Risk acknowledgments

  • Family-data responsibility: once the family is onboarded, an outage or data loss is no longer "my homelab is down for a day", it's "I lost my sister's wedding photos". Backups (PBS local + off-site cold) MUST be verified end-to-end (restore drill on a throwaway VM) before family is told to upload anything important.
  • MFA is non-negotiable for user accounts. No exceptions. Backup codes printed.
  • Admin path separation: family-facing Cloudflare Tunnel must not expose admin surfaces (iLO, PVE web UI, Prometheus, Authelia admin). Admin is WireGuard only.
  • Single-admin risk: if Kay is unavailable / out-of-pocket, the family loses access. Plan a documented second-admin handover in D.6.

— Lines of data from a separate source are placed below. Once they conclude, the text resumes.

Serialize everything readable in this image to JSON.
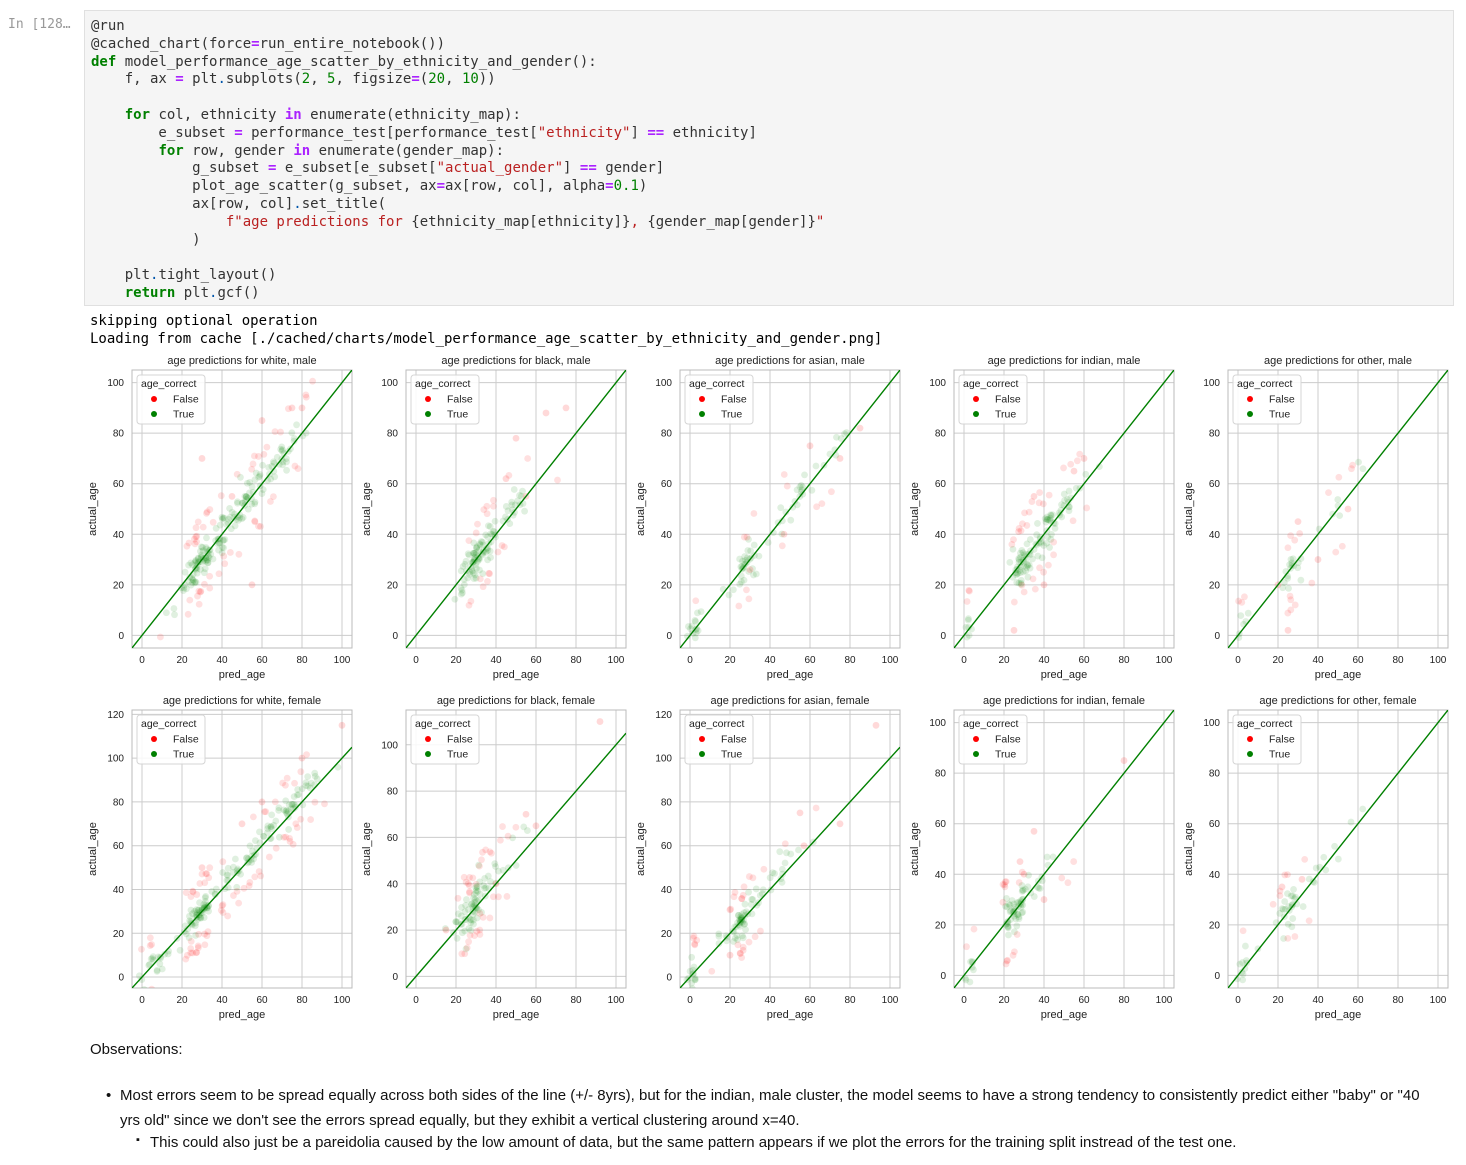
{
  "cell": {
    "prompt": "In [128…",
    "code_lines": [
      [
        [
          "",
          "@run"
        ]
      ],
      [
        [
          "",
          "@cached_chart(force"
        ],
        [
          "op",
          "="
        ],
        [
          "",
          "run_entire_notebook())"
        ]
      ],
      [
        [
          "k",
          "def"
        ],
        [
          "",
          " model_performance_age_scatter_by_ethnicity_and_gender():"
        ]
      ],
      [
        [
          "",
          "    f, ax "
        ],
        [
          "op",
          "="
        ],
        [
          "",
          " plt"
        ],
        [
          "p",
          "."
        ],
        [
          "",
          "subplots("
        ],
        [
          "n",
          "2"
        ],
        [
          "",
          ", "
        ],
        [
          "n",
          "5"
        ],
        [
          "",
          ", figsize"
        ],
        [
          "op",
          "="
        ],
        [
          "",
          "("
        ],
        [
          "n",
          "20"
        ],
        [
          "",
          ", "
        ],
        [
          "n",
          "10"
        ],
        [
          "",
          "))"
        ]
      ],
      [
        [
          "",
          ""
        ]
      ],
      [
        [
          "",
          "    "
        ],
        [
          "k",
          "for"
        ],
        [
          "",
          " col, ethnicity "
        ],
        [
          "op",
          "in"
        ],
        [
          "",
          " enumerate(ethnicity_map):"
        ]
      ],
      [
        [
          "",
          "        e_subset "
        ],
        [
          "op",
          "="
        ],
        [
          "",
          " performance_test[performance_test["
        ],
        [
          "s",
          "\"ethnicity\""
        ],
        [
          "",
          "] "
        ],
        [
          "op",
          "=="
        ],
        [
          "",
          " ethnicity]"
        ]
      ],
      [
        [
          "",
          "        "
        ],
        [
          "k",
          "for"
        ],
        [
          "",
          " row, gender "
        ],
        [
          "op",
          "in"
        ],
        [
          "",
          " enumerate(gender_map):"
        ]
      ],
      [
        [
          "",
          "            g_subset "
        ],
        [
          "op",
          "="
        ],
        [
          "",
          " e_subset[e_subset["
        ],
        [
          "s",
          "\"actual_gender\""
        ],
        [
          "",
          "] "
        ],
        [
          "op",
          "=="
        ],
        [
          "",
          " gender]"
        ]
      ],
      [
        [
          "",
          "            plot_age_scatter(g_subset, ax"
        ],
        [
          "op",
          "="
        ],
        [
          "",
          "ax[row, col], alpha"
        ],
        [
          "op",
          "="
        ],
        [
          "n",
          "0.1"
        ],
        [
          "",
          ")"
        ]
      ],
      [
        [
          "",
          "            ax[row, col]"
        ],
        [
          "p",
          "."
        ],
        [
          "",
          "set_title("
        ]
      ],
      [
        [
          "",
          "                "
        ],
        [
          "s",
          "f\"age predictions for "
        ],
        [
          "",
          "{ethnicity_map[ethnicity]}"
        ],
        [
          "s",
          ", "
        ],
        [
          "",
          "{gender_map[gender]}"
        ],
        [
          "s",
          "\""
        ]
      ],
      [
        [
          "",
          "            )"
        ]
      ],
      [
        [
          "",
          ""
        ]
      ],
      [
        [
          "",
          "    plt"
        ],
        [
          "p",
          "."
        ],
        [
          "",
          "tight_layout()"
        ]
      ],
      [
        [
          "",
          "    "
        ],
        [
          "k",
          "return"
        ],
        [
          "",
          " plt"
        ],
        [
          "p",
          "."
        ],
        [
          "",
          "gcf()"
        ]
      ]
    ]
  },
  "output": {
    "line1": "skipping optional operation",
    "line2": "Loading from cache [./cached/charts/model_performance_age_scatter_by_ethnicity_and_gender.png]"
  },
  "colors": {
    "correct": "#008000",
    "incorrect": "#ff0000",
    "grid": "#cccccc"
  },
  "chart_data": [
    {
      "type": "scatter",
      "title": "age predictions for white, male",
      "xlabel": "pred_age",
      "ylabel": "actual_age",
      "xlim": [
        -5,
        105
      ],
      "ylim": [
        -5,
        105
      ],
      "xticks": [
        0,
        20,
        40,
        60,
        80,
        100
      ],
      "yticks": [
        0,
        20,
        40,
        60,
        80,
        100
      ],
      "legend": {
        "title": "age_correct",
        "entries": [
          "False",
          "True"
        ],
        "placement": "top-left"
      },
      "clusters": [
        {
          "cx": 28,
          "cy": 28,
          "spread": 4,
          "n": 70
        },
        {
          "cx": 45,
          "cy": 45,
          "spread": 14,
          "n": 110
        },
        {
          "cx": 68,
          "cy": 68,
          "spread": 8,
          "n": 40
        }
      ],
      "error_fraction": 0.25,
      "extra_errors": [
        [
          60,
          85
        ],
        [
          75,
          90
        ],
        [
          80,
          90
        ],
        [
          30,
          70
        ],
        [
          55,
          20
        ],
        [
          45,
          55
        ]
      ],
      "diag": [
        [
          -5,
          -5
        ],
        [
          105,
          105
        ]
      ]
    },
    {
      "type": "scatter",
      "title": "age predictions for black, male",
      "xlabel": "pred_age",
      "ylabel": "actual_age",
      "xlim": [
        -5,
        105
      ],
      "ylim": [
        -5,
        105
      ],
      "xticks": [
        0,
        20,
        40,
        60,
        80,
        100
      ],
      "yticks": [
        0,
        20,
        40,
        60,
        80,
        100
      ],
      "legend": {
        "title": "age_correct",
        "entries": [
          "False",
          "True"
        ],
        "placement": "top-left"
      },
      "clusters": [
        {
          "cx": 28,
          "cy": 28,
          "spread": 4,
          "n": 60
        },
        {
          "cx": 38,
          "cy": 40,
          "spread": 10,
          "n": 60
        }
      ],
      "error_fraction": 0.2,
      "extra_errors": [
        [
          75,
          90
        ],
        [
          50,
          78
        ],
        [
          65,
          88
        ],
        [
          55,
          55
        ],
        [
          45,
          62
        ]
      ],
      "diag": [
        [
          -5,
          -5
        ],
        [
          105,
          105
        ]
      ]
    },
    {
      "type": "scatter",
      "title": "age predictions for asian, male",
      "xlabel": "pred_age",
      "ylabel": "actual_age",
      "xlim": [
        -5,
        105
      ],
      "ylim": [
        -5,
        105
      ],
      "xticks": [
        0,
        20,
        40,
        60,
        80,
        100
      ],
      "yticks": [
        0,
        20,
        40,
        60,
        80,
        100
      ],
      "legend": {
        "title": "age_correct",
        "entries": [
          "False",
          "True"
        ],
        "placement": "top-left"
      },
      "clusters": [
        {
          "cx": 2,
          "cy": 2,
          "spread": 1.5,
          "n": 15
        },
        {
          "cx": 28,
          "cy": 28,
          "spread": 4,
          "n": 35
        },
        {
          "cx": 55,
          "cy": 55,
          "spread": 14,
          "n": 40
        }
      ],
      "error_fraction": 0.15,
      "extra_errors": [
        [
          85,
          82
        ],
        [
          60,
          75
        ],
        [
          47,
          40
        ],
        [
          30,
          26
        ],
        [
          75,
          70
        ]
      ],
      "diag": [
        [
          -5,
          -5
        ],
        [
          105,
          105
        ]
      ]
    },
    {
      "type": "scatter",
      "title": "age predictions for indian, male",
      "xlabel": "pred_age",
      "ylabel": "actual_age",
      "xlim": [
        -5,
        105
      ],
      "ylim": [
        -5,
        105
      ],
      "xticks": [
        0,
        20,
        40,
        60,
        80,
        100
      ],
      "yticks": [
        0,
        20,
        40,
        60,
        80,
        100
      ],
      "legend": {
        "title": "age_correct",
        "entries": [
          "False",
          "True"
        ],
        "placement": "top-left"
      },
      "clusters": [
        {
          "cx": 2,
          "cy": 2,
          "spread": 1.5,
          "n": 12
        },
        {
          "cx": 28,
          "cy": 26,
          "spread": 3,
          "n": 40
        },
        {
          "cx": 40,
          "cy": 42,
          "spread": 10,
          "n": 90
        }
      ],
      "error_fraction": 0.28,
      "extra_errors": [
        [
          25,
          2
        ],
        [
          60,
          70
        ],
        [
          55,
          65
        ],
        [
          35,
          55
        ],
        [
          40,
          20
        ]
      ],
      "diag": [
        [
          -5,
          -5
        ],
        [
          105,
          105
        ]
      ]
    },
    {
      "type": "scatter",
      "title": "age predictions for other, male",
      "xlabel": "pred_age",
      "ylabel": "actual_age",
      "xlim": [
        -5,
        105
      ],
      "ylim": [
        -5,
        105
      ],
      "xticks": [
        0,
        20,
        40,
        60,
        80,
        100
      ],
      "yticks": [
        0,
        20,
        40,
        60,
        80,
        100
      ],
      "legend": {
        "title": "age_correct",
        "entries": [
          "False",
          "True"
        ],
        "placement": "top-left"
      },
      "clusters": [
        {
          "cx": 2,
          "cy": 2,
          "spread": 1.5,
          "n": 10
        },
        {
          "cx": 28,
          "cy": 28,
          "spread": 5,
          "n": 25
        },
        {
          "cx": 45,
          "cy": 45,
          "spread": 10,
          "n": 15
        }
      ],
      "error_fraction": 0.25,
      "extra_errors": [
        [
          25,
          2
        ],
        [
          30,
          45
        ],
        [
          55,
          50
        ],
        [
          40,
          30
        ],
        [
          20,
          20
        ]
      ],
      "diag": [
        [
          -5,
          -5
        ],
        [
          105,
          105
        ]
      ]
    },
    {
      "type": "scatter",
      "title": "age predictions for white, female",
      "xlabel": "pred_age",
      "ylabel": "actual_age",
      "xlim": [
        -5,
        105
      ],
      "ylim": [
        -5,
        122
      ],
      "xticks": [
        0,
        20,
        40,
        60,
        80,
        100
      ],
      "yticks": [
        0,
        20,
        40,
        60,
        80,
        100,
        120
      ],
      "legend": {
        "title": "age_correct",
        "entries": [
          "False",
          "True"
        ],
        "placement": "top-left"
      },
      "clusters": [
        {
          "cx": 6,
          "cy": 6,
          "spread": 4,
          "n": 25
        },
        {
          "cx": 28,
          "cy": 28,
          "spread": 4,
          "n": 60
        },
        {
          "cx": 50,
          "cy": 52,
          "spread": 16,
          "n": 110
        },
        {
          "cx": 78,
          "cy": 82,
          "spread": 8,
          "n": 40
        }
      ],
      "error_fraction": 0.25,
      "extra_errors": [
        [
          100,
          115
        ],
        [
          50,
          70
        ],
        [
          30,
          50
        ],
        [
          80,
          100
        ],
        [
          60,
          80
        ]
      ],
      "diag": [
        [
          -5,
          -5
        ],
        [
          105,
          105
        ]
      ]
    },
    {
      "type": "scatter",
      "title": "age predictions for black, female",
      "xlabel": "pred_age",
      "ylabel": "actual_age",
      "xlim": [
        -5,
        105
      ],
      "ylim": [
        -5,
        115
      ],
      "xticks": [
        0,
        20,
        40,
        60,
        80,
        100
      ],
      "yticks": [
        0,
        20,
        40,
        60,
        80,
        100
      ],
      "legend": {
        "title": "age_correct",
        "entries": [
          "False",
          "True"
        ],
        "placement": "top-left"
      },
      "clusters": [
        {
          "cx": 28,
          "cy": 28,
          "spread": 4,
          "n": 60
        },
        {
          "cx": 35,
          "cy": 40,
          "spread": 10,
          "n": 50
        }
      ],
      "error_fraction": 0.3,
      "extra_errors": [
        [
          92,
          110
        ],
        [
          55,
          70
        ],
        [
          60,
          65
        ],
        [
          15,
          20
        ],
        [
          40,
          40
        ]
      ],
      "diag": [
        [
          -5,
          -5
        ],
        [
          105,
          105
        ]
      ]
    },
    {
      "type": "scatter",
      "title": "age predictions for asian, female",
      "xlabel": "pred_age",
      "ylabel": "actual_age",
      "xlim": [
        -5,
        105
      ],
      "ylim": [
        -5,
        122
      ],
      "xticks": [
        0,
        20,
        40,
        60,
        80,
        100
      ],
      "yticks": [
        0,
        20,
        40,
        60,
        80,
        100,
        120
      ],
      "legend": {
        "title": "age_correct",
        "entries": [
          "False",
          "True"
        ],
        "placement": "top-left"
      },
      "clusters": [
        {
          "cx": 2,
          "cy": 2,
          "spread": 1.5,
          "n": 20
        },
        {
          "cx": 26,
          "cy": 26,
          "spread": 3,
          "n": 60
        },
        {
          "cx": 40,
          "cy": 42,
          "spread": 12,
          "n": 30
        }
      ],
      "error_fraction": 0.2,
      "extra_errors": [
        [
          93,
          115
        ],
        [
          55,
          75
        ],
        [
          75,
          70
        ],
        [
          20,
          10
        ],
        [
          57,
          60
        ]
      ],
      "diag": [
        [
          -5,
          -5
        ],
        [
          105,
          105
        ]
      ]
    },
    {
      "type": "scatter",
      "title": "age predictions for indian, female",
      "xlabel": "pred_age",
      "ylabel": "actual_age",
      "xlim": [
        -5,
        105
      ],
      "ylim": [
        -5,
        105
      ],
      "xticks": [
        0,
        20,
        40,
        60,
        80,
        100
      ],
      "yticks": [
        0,
        20,
        40,
        60,
        80,
        100
      ],
      "legend": {
        "title": "age_correct",
        "entries": [
          "False",
          "True"
        ],
        "placement": "top-left"
      },
      "clusters": [
        {
          "cx": 3,
          "cy": 2,
          "spread": 1.5,
          "n": 10
        },
        {
          "cx": 25,
          "cy": 25,
          "spread": 3,
          "n": 60
        },
        {
          "cx": 40,
          "cy": 40,
          "spread": 10,
          "n": 20
        }
      ],
      "error_fraction": 0.22,
      "extra_errors": [
        [
          28,
          45
        ],
        [
          35,
          57
        ],
        [
          40,
          30
        ],
        [
          80,
          85
        ],
        [
          30,
          40
        ]
      ],
      "diag": [
        [
          -5,
          -5
        ],
        [
          105,
          105
        ]
      ]
    },
    {
      "type": "scatter",
      "title": "age predictions for other, female",
      "xlabel": "pred_age",
      "ylabel": "actual_age",
      "xlim": [
        -5,
        105
      ],
      "ylim": [
        -5,
        105
      ],
      "xticks": [
        0,
        20,
        40,
        60,
        80,
        100
      ],
      "yticks": [
        0,
        20,
        40,
        60,
        80,
        100
      ],
      "legend": {
        "title": "age_correct",
        "entries": [
          "False",
          "True"
        ],
        "placement": "top-left"
      },
      "clusters": [
        {
          "cx": 2,
          "cy": 2,
          "spread": 1.5,
          "n": 12
        },
        {
          "cx": 25,
          "cy": 25,
          "spread": 5,
          "n": 35
        },
        {
          "cx": 40,
          "cy": 42,
          "spread": 8,
          "n": 10
        }
      ],
      "error_fraction": 0.1,
      "extra_errors": [
        [
          22,
          35
        ],
        [
          32,
          38
        ]
      ],
      "diag": [
        [
          -5,
          -5
        ],
        [
          105,
          105
        ]
      ]
    }
  ],
  "markdown": {
    "observations": "Observations:",
    "bullet1": "Most errors seem to be spread equally across both sides of the line (+/- 8yrs), but for the indian, male cluster, the model seems to have a strong tendency to consistently predict either \"baby\" or \"40 yrs old\" since we don't see the errors spread equally, but they exhibit a vertical clustering around x=40.",
    "bullet2": "This could also just be a pareidolia caused by the low amount of data, but the same pattern appears if we plot the errors for the training split instread of the test one."
  }
}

  • Cloudflare dependency: if Cloudflare Tunnel goes down, family loses remote access. Acceptable trade vs port-forwarding + DDNS + cert juggling. SMB on the LAN still works locally regardless.
  • Internal DNS is new-build, not migration. The pre-existing LXC 500 ("demo-centos") was investigated 2026-05-31 and turned out to be unrelated to DNS — stopped + unrecoverable + a different identity than Kay remembered. Internal DNS will be built fresh as a new Debian 12 LXC running Unbound. Tracked in homelab-tracker Phase 3 item 2.